Burning Man survived a muddy quagmire. Will the experiment last 30 more years?
ABC News
Burning Man organizers don't foresee major changes in 2024 thanks to a hard-won passing grade for cleaning up this year's festival
RENO, Nev. -- The blank canvass of desert wilderness in northern Nevada seemed the perfect place in 1992 for artistic anarchists to relocate their annual burning of a towering, anonymous effigy. It was goodbye to San Francisco’s Baker Beach, hello to the Nevada playa, the long-ago floor of an inland sea.

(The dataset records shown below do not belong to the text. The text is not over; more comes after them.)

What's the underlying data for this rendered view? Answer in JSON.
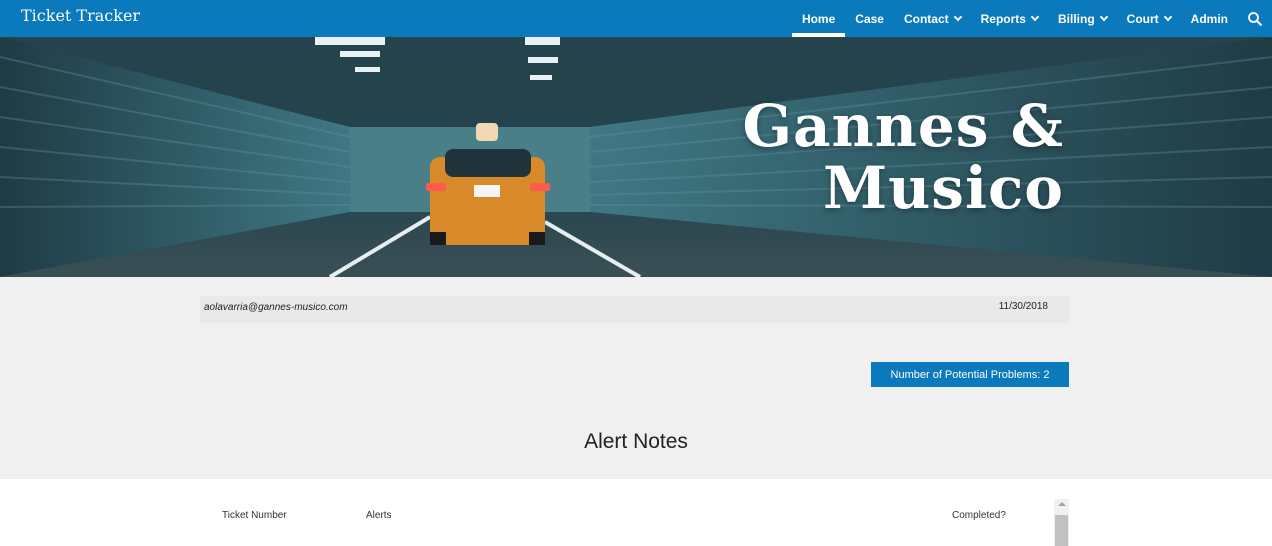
{
  "header": {
    "site_title": "Ticket Tracker",
    "nav": [
      {
        "label": "Home",
        "active": true,
        "dropdown": false
      },
      {
        "label": "Case",
        "active": false,
        "dropdown": false
      },
      {
        "label": "Contact",
        "active": false,
        "dropdown": true
      },
      {
        "label": "Reports",
        "active": false,
        "dropdown": true
      },
      {
        "label": "Billing",
        "active": false,
        "dropdown": true
      },
      {
        "label": "Court",
        "active": false,
        "dropdown": true
      },
      {
        "label": "Admin",
        "active": false,
        "dropdown": false
      }
    ],
    "search_icon": "search-icon"
  },
  "hero": {
    "title_line1": "Gannes &",
    "title_line2": "Musico"
  },
  "info": {
    "email": "aolavarria@gannes-musico.com",
    "date": "11/30/2018"
  },
  "problems_button": "Number of Potential Problems: 2",
  "alert_notes": {
    "title": "Alert Notes",
    "columns": [
      "Ticket Number",
      "Alerts",
      "Completed?"
    ]
  },
  "colors": {
    "accent": "#0a7abd",
    "background": "#f0f0f0"
  }
}
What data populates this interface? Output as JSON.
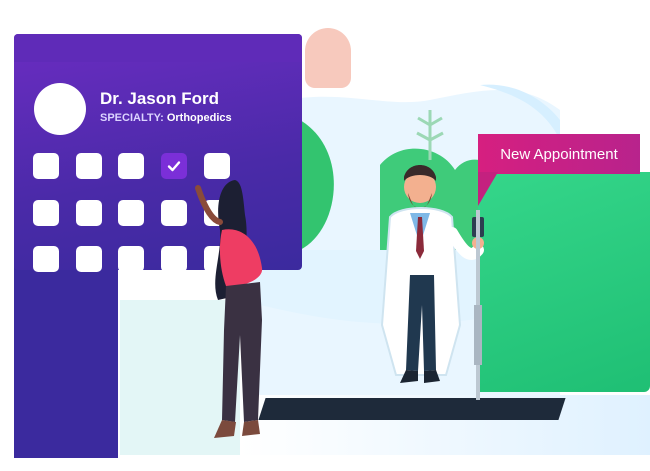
{
  "doctor": {
    "name": "Dr. Jason Ford",
    "specialty_label": "SPECIALTY:",
    "specialty_value": "Orthopedics"
  },
  "appointment": {
    "label": "New Appointment"
  },
  "calendar": {
    "rows": 3,
    "cols": 5,
    "checked_day": {
      "row": 1,
      "col": 4
    }
  },
  "colors": {
    "card_purple": "#4a2aa8",
    "tag_magenta": "#d61f80",
    "panel_green": "#2ecc82"
  },
  "icons": {
    "check": "check-icon"
  }
}
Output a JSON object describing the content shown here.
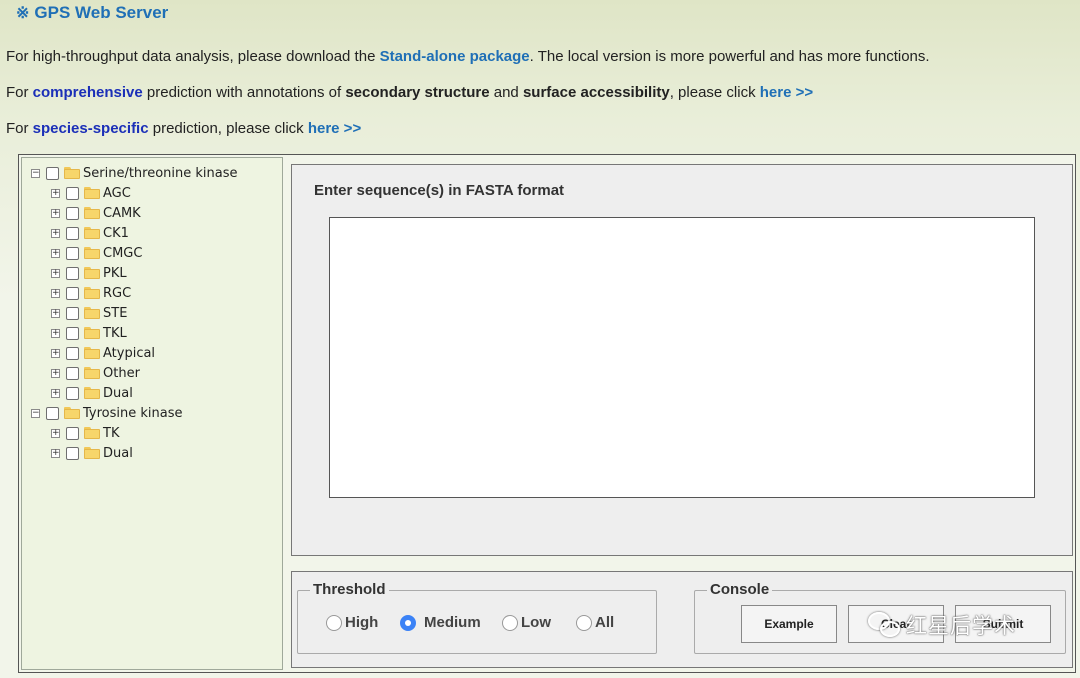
{
  "header": {
    "mark": "※",
    "title": "GPS Web Server"
  },
  "info": {
    "line1": {
      "pre": "For high-throughput data analysis, please download the ",
      "link": "Stand-alone package",
      "post": ". The local version is more powerful and has more functions."
    },
    "line2": {
      "pre": "For ",
      "link1": "comprehensive",
      "mid1": " prediction with annotations of ",
      "bold1": "secondary structure",
      "mid2": " and ",
      "bold2": "surface accessibility",
      "mid3": ", please click ",
      "link2": "here >>"
    },
    "line3": {
      "pre": "For ",
      "link1": "species-specific",
      "mid": " prediction, please click ",
      "link2": "here >>"
    }
  },
  "tree": {
    "groups": [
      {
        "label": "Serine/threonine kinase",
        "children": [
          "AGC",
          "CAMK",
          "CK1",
          "CMGC",
          "PKL",
          "RGC",
          "STE",
          "TKL",
          "Atypical",
          "Other",
          "Dual"
        ]
      },
      {
        "label": "Tyrosine kinase",
        "children": [
          "TK",
          "Dual"
        ]
      }
    ]
  },
  "sequence": {
    "label": "Enter sequence(s) in FASTA format",
    "value": ""
  },
  "threshold": {
    "legend": "Threshold",
    "options": [
      "High",
      "Medium",
      "Low",
      "All"
    ],
    "selected": "Medium"
  },
  "console": {
    "legend": "Console",
    "buttons": [
      "Example",
      "Clear",
      "Submit"
    ]
  },
  "watermark": {
    "text": "红星后学术",
    "icon": "wechat-icon"
  },
  "colors": {
    "link_blue": "#1f6fb6",
    "link_navy": "#1b2fb8",
    "radio_selected": "#3b82f6"
  }
}
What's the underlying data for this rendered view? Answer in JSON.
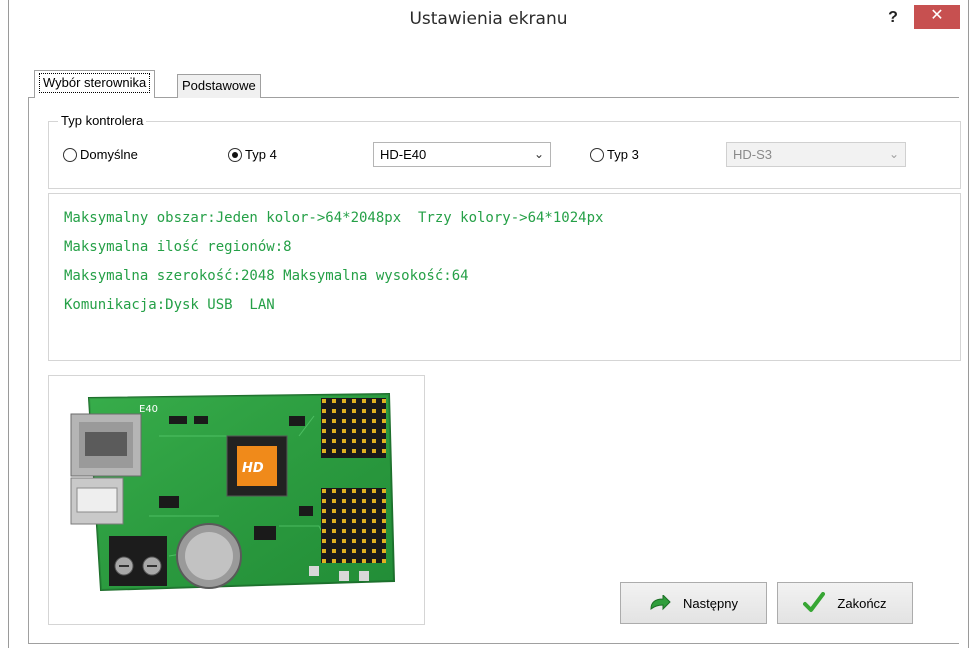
{
  "window": {
    "title": "Ustawienia ekranu",
    "help_label": "?",
    "close_label": "✕"
  },
  "tabs": [
    {
      "label": "Wybór sterownika",
      "active": true
    },
    {
      "label": "Podstawowe",
      "active": false
    }
  ],
  "controller_group": {
    "title": "Typ kontrolera",
    "options": [
      {
        "label": "Domyślne",
        "checked": false
      },
      {
        "label": "Typ 4",
        "checked": true
      },
      {
        "label": "Typ 3",
        "checked": false
      }
    ],
    "type4_select": {
      "value": "HD-E40",
      "enabled": true
    },
    "type3_select": {
      "value": "HD-S3",
      "enabled": false
    }
  },
  "info": {
    "lines": [
      "Maksymalny obszar:Jeden kolor->64*2048px  Trzy kolory->64*1024px",
      "Maksymalna ilość regionów:8",
      "Maksymalna szerokość:2048 Maksymalna wysokość:64",
      "Komunikacja:Dysk USB  LAN"
    ],
    "color": "#25a047"
  },
  "board_image": {
    "model_mark": "E40",
    "chip_mark": "HD"
  },
  "buttons": {
    "next_label": "Następny",
    "finish_label": "Zakończ"
  },
  "colors": {
    "close": "#c75050",
    "accent_green": "#25a047"
  }
}
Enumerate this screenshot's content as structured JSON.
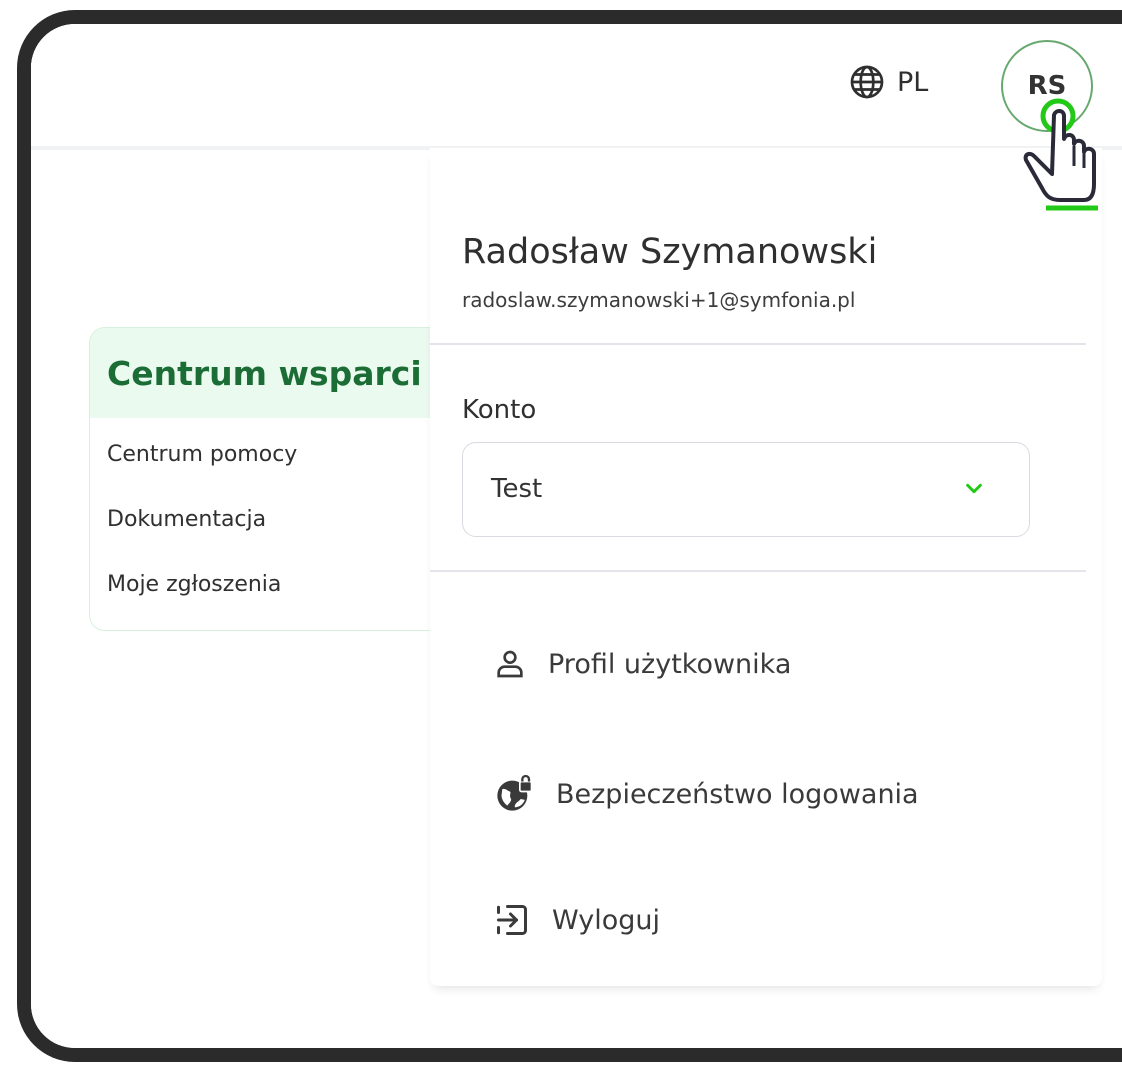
{
  "header": {
    "language_code": "PL",
    "avatar_initials": "RS"
  },
  "support": {
    "title": "Centrum wsparci",
    "links": [
      "Centrum pomocy",
      "Dokumentacja",
      "Moje zgłoszenia"
    ]
  },
  "account_menu": {
    "user_name": "Radosław Szymanowski",
    "user_email": "radoslaw.szymanowski+1@symfonia.pl",
    "account_label": "Konto",
    "account_selected": "Test",
    "items": [
      {
        "label": "Profil użytkownika",
        "icon": "user-icon"
      },
      {
        "label": "Bezpieczeństwo logowania",
        "icon": "secure-globe-icon"
      },
      {
        "label": "Wyloguj",
        "icon": "logout-icon"
      }
    ]
  },
  "colors": {
    "accent_green": "#1c6d35",
    "highlight_green": "#22c916",
    "card_header_bg": "#eafaef"
  }
}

The tiny gathering became Burning Man's surrealistic circus, fueled by acts of kindness and avant-garde theatrics, sometimes with a dose of hallucinogens or nudity. The spectacle flourished as the festival ballooned over the next three decades.
Some say it grew too much, too fast.
Things came to a head in 2011 when tickets sold out for the first time. Organizers responded with a short-lived lottery system that left people out of what was supposed to be a radically inclusive event. As Burning Man matured, luxurious accommodations proliferated, as did the population of billionaires and celebrities.
Katherine Chen, a sociology professor in New York City who wrote a 2009 book about the event's “creative chaos,” was among those who wondered whether Burning Man "would be a victim of its own success.”